I have a setup of about 20 Linux machines, each with about 30-150 gigabytes of customer data. Probably the size of data will grow significantly faster on some machines than others. These are virtual machines on a VMware vSphere cluster. The disk images are stored on a SAN system.
I'm trying to find a solution that would use disk space sparingly, while still allowing for easy growing of individual machines.
In theory, I would just create big disks for each machine and use thin provisioning. Each disk would grow as needed. However, it seems that a 500 GB ext3 filesystem with only 50 GB of data and quite a low number of writes still easily grows the disk image to eg. 250 GB over time.
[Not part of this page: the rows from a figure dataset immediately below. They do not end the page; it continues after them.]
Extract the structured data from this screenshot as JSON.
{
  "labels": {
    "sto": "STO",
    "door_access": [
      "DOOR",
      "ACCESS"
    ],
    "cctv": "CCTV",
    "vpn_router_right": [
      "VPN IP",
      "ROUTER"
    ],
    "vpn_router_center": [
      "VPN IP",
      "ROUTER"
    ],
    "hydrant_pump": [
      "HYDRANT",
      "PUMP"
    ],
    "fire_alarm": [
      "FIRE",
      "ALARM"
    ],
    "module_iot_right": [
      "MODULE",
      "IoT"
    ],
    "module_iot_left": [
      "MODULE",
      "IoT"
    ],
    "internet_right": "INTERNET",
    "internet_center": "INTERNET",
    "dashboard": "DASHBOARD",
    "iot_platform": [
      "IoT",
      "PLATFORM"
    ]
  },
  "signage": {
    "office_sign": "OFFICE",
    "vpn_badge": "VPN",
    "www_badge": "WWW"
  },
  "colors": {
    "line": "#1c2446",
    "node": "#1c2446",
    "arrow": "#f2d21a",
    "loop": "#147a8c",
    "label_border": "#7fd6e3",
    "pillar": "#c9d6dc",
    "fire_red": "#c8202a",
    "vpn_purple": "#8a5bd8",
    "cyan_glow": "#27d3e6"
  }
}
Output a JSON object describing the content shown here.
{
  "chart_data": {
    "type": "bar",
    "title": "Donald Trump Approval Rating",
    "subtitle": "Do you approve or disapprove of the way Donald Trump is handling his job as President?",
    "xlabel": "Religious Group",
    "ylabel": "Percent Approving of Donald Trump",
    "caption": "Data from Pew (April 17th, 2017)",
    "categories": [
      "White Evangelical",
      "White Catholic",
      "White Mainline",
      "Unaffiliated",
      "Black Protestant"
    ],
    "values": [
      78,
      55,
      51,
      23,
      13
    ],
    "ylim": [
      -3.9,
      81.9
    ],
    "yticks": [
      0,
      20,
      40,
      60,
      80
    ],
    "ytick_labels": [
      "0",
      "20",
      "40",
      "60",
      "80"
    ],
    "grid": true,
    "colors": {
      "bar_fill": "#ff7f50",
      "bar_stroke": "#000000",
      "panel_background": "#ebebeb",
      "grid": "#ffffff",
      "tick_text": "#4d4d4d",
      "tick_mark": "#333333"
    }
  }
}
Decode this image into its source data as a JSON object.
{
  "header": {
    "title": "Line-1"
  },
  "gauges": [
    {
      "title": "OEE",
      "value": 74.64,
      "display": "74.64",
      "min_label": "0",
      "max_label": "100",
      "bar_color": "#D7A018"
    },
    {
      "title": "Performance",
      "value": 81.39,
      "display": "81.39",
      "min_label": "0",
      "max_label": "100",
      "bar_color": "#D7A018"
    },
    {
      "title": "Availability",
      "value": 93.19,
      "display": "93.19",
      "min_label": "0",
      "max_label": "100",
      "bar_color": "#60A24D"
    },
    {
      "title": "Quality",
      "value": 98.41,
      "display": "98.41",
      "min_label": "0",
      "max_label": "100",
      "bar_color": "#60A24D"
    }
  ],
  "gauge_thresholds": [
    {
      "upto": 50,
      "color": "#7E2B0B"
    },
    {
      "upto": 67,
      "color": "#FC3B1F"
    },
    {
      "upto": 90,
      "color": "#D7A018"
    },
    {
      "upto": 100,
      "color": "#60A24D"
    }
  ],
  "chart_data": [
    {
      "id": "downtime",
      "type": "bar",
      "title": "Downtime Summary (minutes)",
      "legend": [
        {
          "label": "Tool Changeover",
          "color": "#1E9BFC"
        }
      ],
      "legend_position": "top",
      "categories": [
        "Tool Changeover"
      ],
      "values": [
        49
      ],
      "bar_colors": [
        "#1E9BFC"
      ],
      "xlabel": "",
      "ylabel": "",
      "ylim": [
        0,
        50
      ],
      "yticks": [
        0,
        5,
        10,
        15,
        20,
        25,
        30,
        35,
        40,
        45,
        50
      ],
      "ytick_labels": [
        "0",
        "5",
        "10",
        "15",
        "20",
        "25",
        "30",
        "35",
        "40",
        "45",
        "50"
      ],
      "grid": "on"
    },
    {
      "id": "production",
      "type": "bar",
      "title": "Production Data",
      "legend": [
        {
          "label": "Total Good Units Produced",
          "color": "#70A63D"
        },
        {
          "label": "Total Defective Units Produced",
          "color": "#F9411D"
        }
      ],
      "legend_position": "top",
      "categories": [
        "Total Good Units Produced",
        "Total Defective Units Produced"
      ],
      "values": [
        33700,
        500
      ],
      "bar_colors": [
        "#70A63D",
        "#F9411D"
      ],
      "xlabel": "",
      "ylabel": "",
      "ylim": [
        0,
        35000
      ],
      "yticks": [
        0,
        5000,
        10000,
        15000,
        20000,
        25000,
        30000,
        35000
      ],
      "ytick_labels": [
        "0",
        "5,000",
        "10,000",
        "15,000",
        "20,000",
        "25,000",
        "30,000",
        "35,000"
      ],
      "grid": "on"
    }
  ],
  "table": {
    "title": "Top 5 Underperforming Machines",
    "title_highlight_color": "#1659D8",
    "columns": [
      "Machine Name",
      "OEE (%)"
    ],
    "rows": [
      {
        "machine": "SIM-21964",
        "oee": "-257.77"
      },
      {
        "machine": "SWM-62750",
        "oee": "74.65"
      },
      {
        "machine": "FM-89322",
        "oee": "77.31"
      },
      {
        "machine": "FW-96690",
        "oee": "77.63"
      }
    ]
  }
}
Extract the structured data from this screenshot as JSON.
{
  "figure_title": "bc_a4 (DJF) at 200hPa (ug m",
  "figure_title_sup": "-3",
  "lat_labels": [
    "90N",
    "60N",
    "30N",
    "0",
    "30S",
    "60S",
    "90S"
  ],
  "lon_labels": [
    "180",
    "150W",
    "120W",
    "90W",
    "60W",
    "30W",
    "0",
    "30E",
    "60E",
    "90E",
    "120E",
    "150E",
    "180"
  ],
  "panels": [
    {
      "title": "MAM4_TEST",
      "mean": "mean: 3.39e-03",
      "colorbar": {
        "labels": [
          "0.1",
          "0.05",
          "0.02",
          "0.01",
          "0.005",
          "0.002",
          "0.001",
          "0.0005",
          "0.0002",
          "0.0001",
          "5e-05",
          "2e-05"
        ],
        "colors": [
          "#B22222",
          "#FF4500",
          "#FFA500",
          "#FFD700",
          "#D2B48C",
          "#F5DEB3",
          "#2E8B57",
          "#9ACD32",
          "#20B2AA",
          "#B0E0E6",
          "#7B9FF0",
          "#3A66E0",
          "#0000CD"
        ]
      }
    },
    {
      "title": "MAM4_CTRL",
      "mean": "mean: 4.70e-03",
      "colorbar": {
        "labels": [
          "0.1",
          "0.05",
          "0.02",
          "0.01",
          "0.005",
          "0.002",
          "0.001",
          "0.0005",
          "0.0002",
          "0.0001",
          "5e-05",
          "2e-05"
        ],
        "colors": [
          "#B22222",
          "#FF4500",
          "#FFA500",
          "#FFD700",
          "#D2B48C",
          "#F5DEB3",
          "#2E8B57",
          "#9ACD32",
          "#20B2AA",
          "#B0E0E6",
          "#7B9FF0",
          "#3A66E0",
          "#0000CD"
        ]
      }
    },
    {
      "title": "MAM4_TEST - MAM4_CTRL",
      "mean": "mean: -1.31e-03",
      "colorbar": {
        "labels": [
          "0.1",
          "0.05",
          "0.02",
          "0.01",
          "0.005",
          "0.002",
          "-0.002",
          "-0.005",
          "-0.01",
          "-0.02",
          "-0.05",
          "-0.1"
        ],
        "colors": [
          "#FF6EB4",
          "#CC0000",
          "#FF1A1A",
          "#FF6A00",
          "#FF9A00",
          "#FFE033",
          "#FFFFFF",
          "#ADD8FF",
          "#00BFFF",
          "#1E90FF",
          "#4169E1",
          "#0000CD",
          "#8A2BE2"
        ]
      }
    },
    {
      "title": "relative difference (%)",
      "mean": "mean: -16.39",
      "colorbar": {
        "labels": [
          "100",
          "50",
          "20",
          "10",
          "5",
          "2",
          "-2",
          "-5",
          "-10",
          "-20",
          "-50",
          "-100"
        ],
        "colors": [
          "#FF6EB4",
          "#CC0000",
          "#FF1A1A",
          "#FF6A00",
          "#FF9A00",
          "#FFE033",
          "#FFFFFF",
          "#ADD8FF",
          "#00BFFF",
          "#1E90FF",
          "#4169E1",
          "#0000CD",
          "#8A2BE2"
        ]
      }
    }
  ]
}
Or maybe I'm doing something wrong here? (I was surprised how little I found on the subject with Google. BTW, there's even no thin-provisioning tag on serverfault.com.)
Currently I'm planning to create big, thin-provisioned disks - but with a small LVM volume on them. For example: a 100 GB volume on a 500 GB disk. That way I could more easily grow the LVM volume and the filesystem size as needed, even online.
Now for the actual question:
Are there better ways to do this? (that is, to grow data size as needed without downtime.)
Possible solutions include:
Using a thin-provisioning friendly filesystem that tries to occupy the same spots over and over again, thus not growing the image size.
Finding an easy method of reclaiming free space on the partition (re-thinning?)
Something else?
A bonus question: If I go with my current plan, would you recommend creating partitions on the disks (pvcreate /dev/sdX1 vs pvcreate /dev/sdX)? I think it's against conventions to use raw disks without partitions, but it would make it a bit easier to grow the disks, if that is ever needed. This is all just a matter of taste, right?